Editor’s note: This article first appeared on March 28, 2006. Bruce Prescott was executive director of Mainstream Oklahoma Baptists at the time of publication. It is republished today during “Public Schools Week” (March 25-29).
Thomas Jefferson was convinced that democracy depended on a well-educated citizenry. He was right.
Our nation’s founders rejected the rule of divinely ordained aristocratic elites. We were to be governed by the common consent of the people. That meant every citizen would need an education.
All of us needed to be able to comprehend the issues and weigh the opinions necessary to render an informed decision whenever we are called upon to fulfill our civic duties.
The duties of free citizens are not responsibilities that anyone should take lightly. They range from voting in elections, to holding public office, to serving on juries that make decisions over matters of life and death.
To assist our fledgling democracy, Jefferson founded the University of Virginia and developed extensive plans for making education available and affordable to all citizens.
He was especially concerned that the poor and disadvantaged be offered opportunity to rise in life by their merits – on the basis of their abilities and hard work.
In his day, the wealthy sent their daughters to finishing schools and their sons to private academies that prepared them for college.
Other children, however, if they were fortunate enough to receive an education, attended “petty schools” where, at best, they learned to read and write. Few were educated beyond the fifth grade.
Jefferson envisioned a system of public education that would take any bright, hard-working young person all the way through college – even if their parents could not afford it.
Since the days of Jefferson, public education in America has advanced the values of both equality and democracy.
Our best educators have advocated giving all children an equal chance to learn the skills by which they can elevate themselves by their own abilities and hard work.
Our finest teachers have worked tirelessly to transmit to each generation the values that sustain our democracy – freedom of conscience, freedom of expression, respect for minorities and equal rights for all persons.
Public education in America has done a remarkable job.
For two centuries, it has been teaching the children of tens of millions of immigrants, speaking hundreds of foreign languages, how to speak, read and write in English.
Schools have been the single most effective institution in our society for equipping immigrants and the children of immigrants with the skills necessary to find a place in our society.

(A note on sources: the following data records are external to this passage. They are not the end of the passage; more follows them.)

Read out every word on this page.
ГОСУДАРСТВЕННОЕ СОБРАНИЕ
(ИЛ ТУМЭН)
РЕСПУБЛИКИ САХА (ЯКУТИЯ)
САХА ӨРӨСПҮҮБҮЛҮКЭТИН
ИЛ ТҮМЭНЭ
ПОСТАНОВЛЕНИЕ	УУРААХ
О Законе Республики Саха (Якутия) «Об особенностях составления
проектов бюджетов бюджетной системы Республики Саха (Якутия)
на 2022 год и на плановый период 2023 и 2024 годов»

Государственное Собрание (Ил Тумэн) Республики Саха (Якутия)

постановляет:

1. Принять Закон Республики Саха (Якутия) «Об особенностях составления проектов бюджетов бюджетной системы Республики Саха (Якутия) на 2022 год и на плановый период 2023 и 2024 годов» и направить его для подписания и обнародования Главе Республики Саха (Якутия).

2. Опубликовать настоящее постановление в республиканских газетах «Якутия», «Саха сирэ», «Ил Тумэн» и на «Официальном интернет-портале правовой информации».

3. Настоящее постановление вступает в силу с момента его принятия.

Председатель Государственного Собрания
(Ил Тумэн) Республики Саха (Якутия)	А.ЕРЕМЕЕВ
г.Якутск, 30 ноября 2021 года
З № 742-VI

They are one of the few institutions consistently encouraging immigrants, minorities and the disadvantaged to aspire to accomplish more than had previously been thought possible within America’s network of social, civil and economic systems.
Public education’s success may also prove its undoing.

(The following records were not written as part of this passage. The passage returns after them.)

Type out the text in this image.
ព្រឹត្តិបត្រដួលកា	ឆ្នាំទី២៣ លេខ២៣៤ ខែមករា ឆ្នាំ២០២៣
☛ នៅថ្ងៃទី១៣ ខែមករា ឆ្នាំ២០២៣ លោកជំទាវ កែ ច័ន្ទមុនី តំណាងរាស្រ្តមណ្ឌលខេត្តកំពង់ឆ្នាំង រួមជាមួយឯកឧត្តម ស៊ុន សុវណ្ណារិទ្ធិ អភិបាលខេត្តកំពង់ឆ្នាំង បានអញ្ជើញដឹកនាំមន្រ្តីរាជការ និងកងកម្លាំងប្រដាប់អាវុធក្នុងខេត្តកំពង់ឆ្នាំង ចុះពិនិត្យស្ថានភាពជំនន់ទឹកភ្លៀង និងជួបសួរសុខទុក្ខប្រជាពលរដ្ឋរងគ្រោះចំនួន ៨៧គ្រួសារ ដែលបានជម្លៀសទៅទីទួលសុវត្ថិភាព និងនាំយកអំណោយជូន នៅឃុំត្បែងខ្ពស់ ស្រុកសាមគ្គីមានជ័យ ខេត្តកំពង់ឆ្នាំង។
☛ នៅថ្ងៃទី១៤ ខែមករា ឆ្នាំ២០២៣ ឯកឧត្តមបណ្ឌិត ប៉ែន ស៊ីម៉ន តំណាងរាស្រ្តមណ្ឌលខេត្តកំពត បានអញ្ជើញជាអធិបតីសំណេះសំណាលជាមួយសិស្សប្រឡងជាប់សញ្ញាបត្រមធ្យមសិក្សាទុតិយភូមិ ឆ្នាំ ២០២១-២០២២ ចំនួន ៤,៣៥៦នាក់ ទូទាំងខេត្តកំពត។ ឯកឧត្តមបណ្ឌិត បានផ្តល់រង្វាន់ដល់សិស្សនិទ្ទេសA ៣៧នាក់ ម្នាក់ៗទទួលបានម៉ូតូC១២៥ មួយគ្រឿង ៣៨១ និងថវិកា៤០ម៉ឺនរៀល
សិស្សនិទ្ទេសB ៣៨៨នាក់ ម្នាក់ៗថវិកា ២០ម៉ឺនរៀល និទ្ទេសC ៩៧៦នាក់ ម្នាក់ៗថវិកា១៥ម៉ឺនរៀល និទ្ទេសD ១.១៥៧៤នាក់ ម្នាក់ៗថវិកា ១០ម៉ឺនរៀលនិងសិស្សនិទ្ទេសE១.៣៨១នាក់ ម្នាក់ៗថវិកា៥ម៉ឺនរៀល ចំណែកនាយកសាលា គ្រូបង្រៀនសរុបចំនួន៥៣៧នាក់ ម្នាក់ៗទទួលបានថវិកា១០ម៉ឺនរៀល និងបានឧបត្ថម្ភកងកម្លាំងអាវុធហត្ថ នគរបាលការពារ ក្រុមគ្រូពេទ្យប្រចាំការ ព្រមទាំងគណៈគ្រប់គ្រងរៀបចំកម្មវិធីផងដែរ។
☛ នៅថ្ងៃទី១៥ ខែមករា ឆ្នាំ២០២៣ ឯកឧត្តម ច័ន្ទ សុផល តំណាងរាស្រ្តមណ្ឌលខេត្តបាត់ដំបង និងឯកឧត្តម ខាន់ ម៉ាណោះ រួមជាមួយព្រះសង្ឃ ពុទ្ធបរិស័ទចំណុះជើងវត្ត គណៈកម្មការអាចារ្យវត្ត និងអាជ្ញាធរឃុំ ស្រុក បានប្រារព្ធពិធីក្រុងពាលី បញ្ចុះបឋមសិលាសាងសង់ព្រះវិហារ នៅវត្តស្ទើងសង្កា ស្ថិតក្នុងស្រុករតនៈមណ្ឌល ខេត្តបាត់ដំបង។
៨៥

When this nation was being torn apart by racial divisions, the schools were pressed into service to solve our differences.
The courts ruled that “separate, but equal” schools were inherently “unequal.” They were. So, segregation ended and all of America’s public schools were integrated.

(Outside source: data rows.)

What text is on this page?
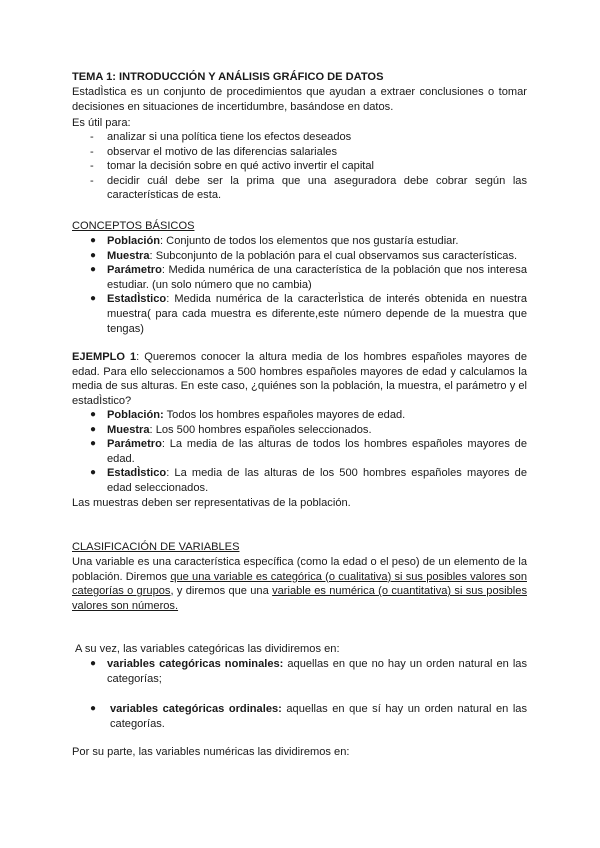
TEMA 1: INTRODUCCIÓN Y ANÁLISIS GRÁFICO DE DATOS
EstadÌstica es un conjunto de procedimientos que ayudan a extraer conclusiones o tomar
decisiones en situaciones de incertidumbre, basándose en datos.
Es útil para:
- analizar si una política tiene los efectos deseados
- observar el motivo de las diferencias salariales
- tomar la decisión sobre en qué activo invertir el capital
- decidir cuál debe ser la prima que una aseguradora debe cobrar según las características de esta.
CONCEPTOS BÁSICOS
● Población: Conjunto de todos los elementos que nos gustaría estudiar.
● Muestra: Subconjunto de la población para el cual observamos sus características.
● Parámetro: Medida numérica de una característica de la población que nos interesa estudiar. (un solo número que no cambia)
● EstadÌstico: Medida numérica de la caracterÌstica de interés obtenida en nuestra muestra( para cada muestra es diferente,este número depende de la muestra que tengas)
EJEMPLO 1: Queremos conocer la altura media de los hombres españoles mayores de edad. Para ello seleccionamos a 500 hombres españoles mayores de edad y calculamos la media de sus alturas. En este caso, ¿quiénes son la población, la muestra, el parámetro y el estadÌstico?
● Población: Todos los hombres españoles mayores de edad.
● Muestra: Los 500 hombres españoles seleccionados.
● Parámetro: La media de las alturas de todos los hombres españoles mayores de edad.
● EstadÌstico: La media de las alturas de los 500 hombres españoles mayores de edad seleccionados.
Las muestras deben ser representativas de la población.
CLASIFICACIÓN DE VARIABLES
Una variable es una característica específica (como la edad o el peso) de un elemento de la población. Diremos que una variable es categórica (o cualitativa) si sus posibles valores son categorías o grupos, y diremos que una variable es numérica (o cuantitativa) si sus posibles valores son números.
A su vez, las variables categóricas las dividiremos en:
● variables categóricas nominales: aquellas en que no hay un orden natural en las categorías;
● variables categóricas ordinales: aquellas en que sí hay un orden natural en las categorías.
Por su parte, las variables numéricas las dividiremos en:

Soon, after only a few courts had to issue orders sending school buses to collect children and integrate schools, it looked like the public schools had solved our racial problems.
In places they did, but in too many places the problem merely took on another guise.
Religion in the South played a big role in segregation. In time, it learned to shift the frame of reference for its beef with public education from race to culture.
After integration, middle-class whites moved to the suburbs and took the tax dollars that paid for public education with them.
At the same time, conservative churches started private religious schools; an entire home-school movement blossomed.
Meanwhile, affluent whites went on putting their children in private academies and complained all the more about the tuition they were paying to see that their children had the advantage of a superior education.
After a while, minorities began advancing socially and started moving to the suburbs where the schools were funded and still considered “good.”
Then, demands for school “vouchers” began to swell and more conservative churches started private religious schools.
As middle-class suburban schools became more and more integrated, political movements were launched to protest taxes, starve the schools of funding, take control of school boards and regulate public school systems into oblivion.
Through it all, “conservatives” have droned on and on relentlessly about America’s supposedly failing public schools.
Today, calls for “vouchers” can be heard everywhere you turn. If present trends continue, “vouchers” for private education will soon be replacing the system of public schools that our nation has been developing for two centuries.
A “voucher” system will dramatically change the character and values of education in America.
No market exists for “secular” schools. Schools that teach the values of democracy, equality and pluralism are what Americans have been told are failing.
Most private religious schools have no desire and little incentive to teach democratic values.
Their fundamental concern is to assure that their particular religious worldview prevails through the clash of cultures that is already taking place within American society.
Most elite private schools already give little more than lip service to egalitarian values.
Their fundamental concern is to assure that the children of their affluent clients acquire whatever skills, attitudes and aptitudes are necessary to sustain and preserve their financial and social advantages.
Neither system of voucher schools bodes well for the future of public education or for democracy.
The confluence of wealthy elites and religious culture warriors that currently dominate our political life charts a path with a trajectory for education that differs from what most people expect.
Americans will probably have to learn by their own bitter experience that conflict between religions can prove to be much more intransigent and explosive than differences over race and ethnicity.